Thanks to everybody who have gotten my understanding to the point where I feel that I can start my board. I hope this board turns out to be a multipurpose funboard that works well in typical So Cal small stuff. I moved the wide point behind center (to hopefully get a board that I can get a little aggressive with). I’m going with balsa rails and skins and vacuuming it together.
It would be really helpfull if you could look over my board. I’ve included a JPG and an APS3000 file (I don’t know which would be easier. Sometimes its easier to show rather than describe). I’ve pieced together different features that appealed to me and drew heavily from one of Bert’s boards (the outline - I hope you don’t mind). I’m decent at building things, but many of the finer points of board build still elude me.
I plan to take my time (its taken me three months to get to this point) making this board so updates will be rather sporatic.
It looks like it’ll do what you want. I love the volume in beers conversion! How big is it in 22oz Sapporos?
Edit: sorry, got distracted thinking about beers. If you’re bending on strips of balsa for rails, the curves are the hardest part. A pointed nose & a tail block might be a lot less frustrating than the double-ender you’ve got here. A square tail will also catch that mush easier & turn easier. And tailblocks are easy to make and look nice too. Or, if you widen the nose a little and make the front 60% less curvy all the way from those hips to the nose, you can add nose blocks and skip the bend up there even with the round nose and you might even be able to noseride it a little…
I was planning on adding nose and tail blocks. I agreee, they look really good and I’ll take anything that makes bending the rails easier. I just cut out the template in paper to see what it looked like, Its narrower than I expected (who said pictures don’t lie). Thanks, I definately need help in the design department.
I found it was a lot easier to hold the rail pieces in place with the noseblock already on. So I made the nose block as wide as the rails would be after they were fully built. And, the way the ends of the block pieces make an angle to the rail rather than a square joint helps hold them in too. Then you just trim the end of your balsa rail pieces to an angle that fits right in there under the block. You don’t need to get crazy for that triming, either, a utility knife is fine.
Thats a good tip on applying the blocks first. What did you make your blocks out of? Did you attatch them with epoxy? The peer pressure (you. Oneula, Bert) is causing me to rethink preforming the rails. I layed my template on top of my current boards and somehow it made the template look a lot better.
The blocks were just whatever scrap wood was near the saw. I think they were bass & mangeris. Whatever you use, make sure they’re all hard or all soft. If you mix hard & soft, when you’re shaping & sanding the soft ones will go away faster & your block will end up scalloped. Bass looks just like balsa & is pretty light but is much harder.
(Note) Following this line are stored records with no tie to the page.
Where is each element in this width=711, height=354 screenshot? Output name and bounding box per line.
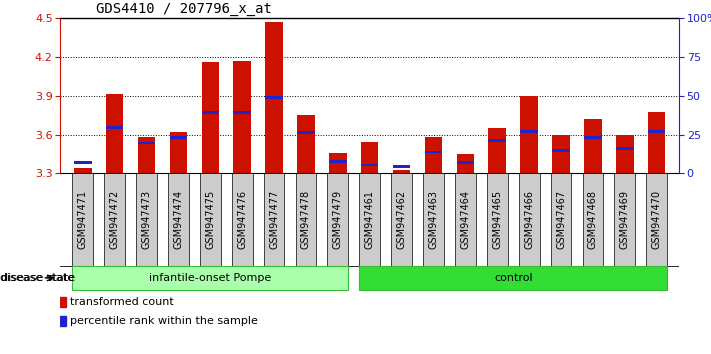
Bar: [519, 173, 540, 266]
Text: GSM947476: GSM947476: [237, 190, 247, 249]
Bar: [264, 173, 284, 266]
Bar: [614, 173, 635, 266]
Bar: [328, 173, 348, 266]
Bar: [393, 165, 410, 168]
Bar: [582, 173, 603, 266]
Bar: [520, 96, 538, 173]
Text: GSM947473: GSM947473: [141, 190, 151, 249]
Bar: [552, 149, 570, 152]
Text: GSM947463: GSM947463: [429, 190, 439, 249]
Bar: [233, 61, 251, 173]
Bar: [105, 173, 125, 266]
Text: infantile-onset Pompe: infantile-onset Pompe: [149, 273, 272, 283]
Text: GSM947462: GSM947462: [397, 190, 407, 249]
Bar: [170, 136, 187, 139]
Text: GSM947468: GSM947468: [588, 190, 598, 249]
Bar: [201, 111, 219, 114]
Text: GSM947470: GSM947470: [652, 190, 662, 249]
Bar: [423, 173, 444, 266]
Bar: [584, 136, 602, 139]
Bar: [359, 266, 667, 290]
Bar: [265, 22, 283, 173]
Text: GSM947469: GSM947469: [620, 190, 630, 249]
Bar: [488, 128, 506, 173]
Text: GSM947471: GSM947471: [77, 190, 87, 249]
Bar: [60, 297, 66, 307]
Text: GSM947477: GSM947477: [269, 190, 279, 249]
Text: GSM947479: GSM947479: [333, 190, 343, 249]
Bar: [73, 266, 348, 290]
Bar: [361, 164, 378, 166]
Bar: [552, 135, 570, 173]
Bar: [520, 130, 538, 133]
Bar: [60, 316, 66, 326]
Bar: [138, 142, 155, 144]
Bar: [168, 173, 189, 266]
Text: control: control: [494, 273, 533, 283]
Text: transformed count: transformed count: [70, 297, 173, 307]
Bar: [550, 173, 572, 266]
Bar: [359, 173, 380, 266]
Bar: [201, 62, 219, 173]
Bar: [296, 173, 316, 266]
Bar: [616, 147, 634, 150]
Bar: [488, 139, 506, 142]
Text: GSM947461: GSM947461: [365, 190, 375, 249]
Text: GSM947474: GSM947474: [173, 190, 183, 249]
Bar: [648, 113, 665, 173]
Bar: [232, 173, 252, 266]
Bar: [391, 173, 412, 266]
Bar: [456, 161, 474, 164]
Bar: [106, 126, 124, 129]
Text: GSM947464: GSM947464: [461, 190, 471, 249]
Bar: [233, 111, 251, 114]
Bar: [137, 173, 157, 266]
Bar: [393, 170, 410, 173]
Bar: [73, 173, 93, 266]
Text: GSM947478: GSM947478: [301, 190, 311, 249]
Bar: [646, 173, 667, 266]
Text: GSM947465: GSM947465: [492, 190, 502, 249]
Bar: [265, 96, 283, 99]
Text: disease state: disease state: [0, 273, 74, 283]
Text: disease state: disease state: [1, 273, 75, 283]
Bar: [74, 161, 92, 164]
Bar: [648, 130, 665, 133]
Text: GSM947475: GSM947475: [205, 190, 215, 249]
Bar: [138, 137, 155, 173]
Bar: [456, 154, 474, 173]
Bar: [297, 131, 315, 134]
Text: percentile rank within the sample: percentile rank within the sample: [70, 316, 257, 326]
Bar: [297, 115, 315, 173]
Text: GSM947467: GSM947467: [556, 190, 566, 249]
Bar: [424, 137, 442, 173]
Text: GDS4410 / 207796_x_at: GDS4410 / 207796_x_at: [96, 2, 272, 16]
Bar: [200, 173, 220, 266]
Bar: [455, 173, 476, 266]
Bar: [329, 160, 346, 162]
Bar: [361, 142, 378, 173]
Bar: [106, 94, 124, 173]
Text: GSM947466: GSM947466: [524, 190, 534, 249]
Bar: [329, 153, 346, 173]
Bar: [616, 135, 634, 173]
Bar: [487, 173, 508, 266]
Bar: [584, 119, 602, 173]
Bar: [170, 132, 187, 173]
Bar: [424, 150, 442, 154]
Bar: [74, 168, 92, 173]
Text: GSM947472: GSM947472: [109, 190, 119, 249]
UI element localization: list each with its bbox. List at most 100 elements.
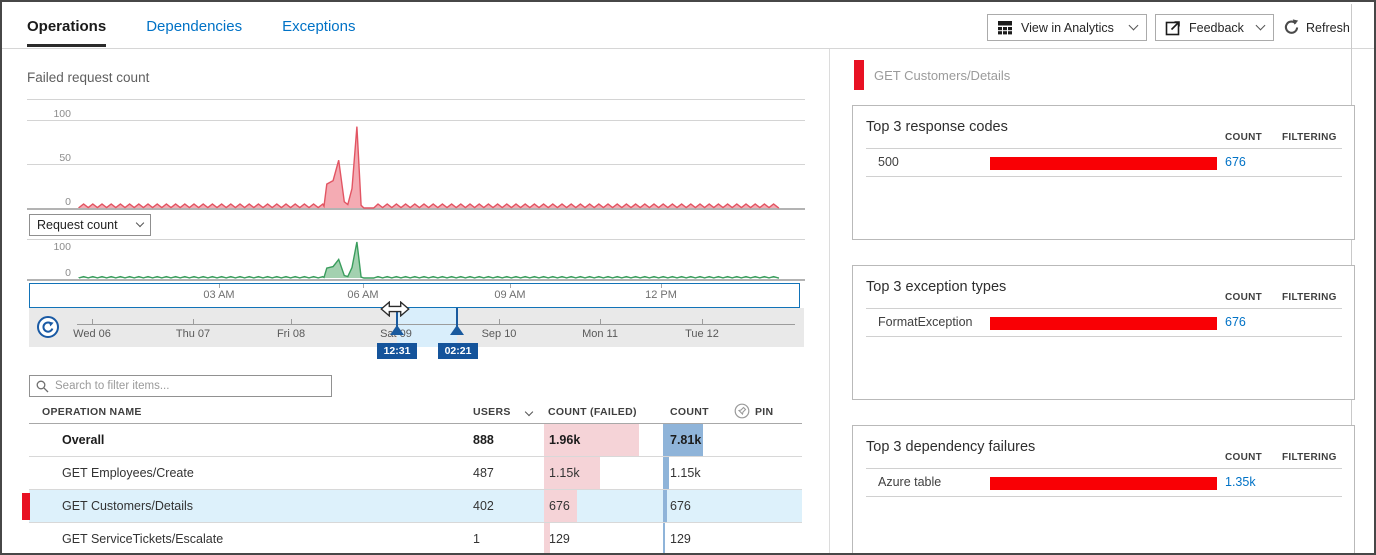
tab-exceptions[interactable]: Exceptions bbox=[282, 18, 356, 35]
search-input[interactable] bbox=[55, 380, 325, 392]
card-title: Top 3 exception types bbox=[866, 279, 1007, 295]
day-label: Wed 06 bbox=[73, 328, 111, 340]
chevron-down-icon bbox=[1128, 20, 1139, 31]
brush-start-time-label[interactable]: 12:31 bbox=[377, 343, 417, 359]
analytics-grid-icon bbox=[998, 21, 1012, 35]
col-header-count: COUNT bbox=[1225, 292, 1263, 303]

You can also mix balsa & redwood or cedar without much penalty.
An eigth foot long board thats 3" thich…I would feel too “high” up riding and like theres too much board even if it was only for small stuff that you wouldn’t duck dive. If you’ve surfed for awhile you prob know what u want though, jsut my two cents
I did think about thinning it out, but I wanted the paddle power. I normally surf a 9 footer and I like catching waves early. On a side note, I have changed the outline shape a bit. There was something ab out the shape that just didn’t look right.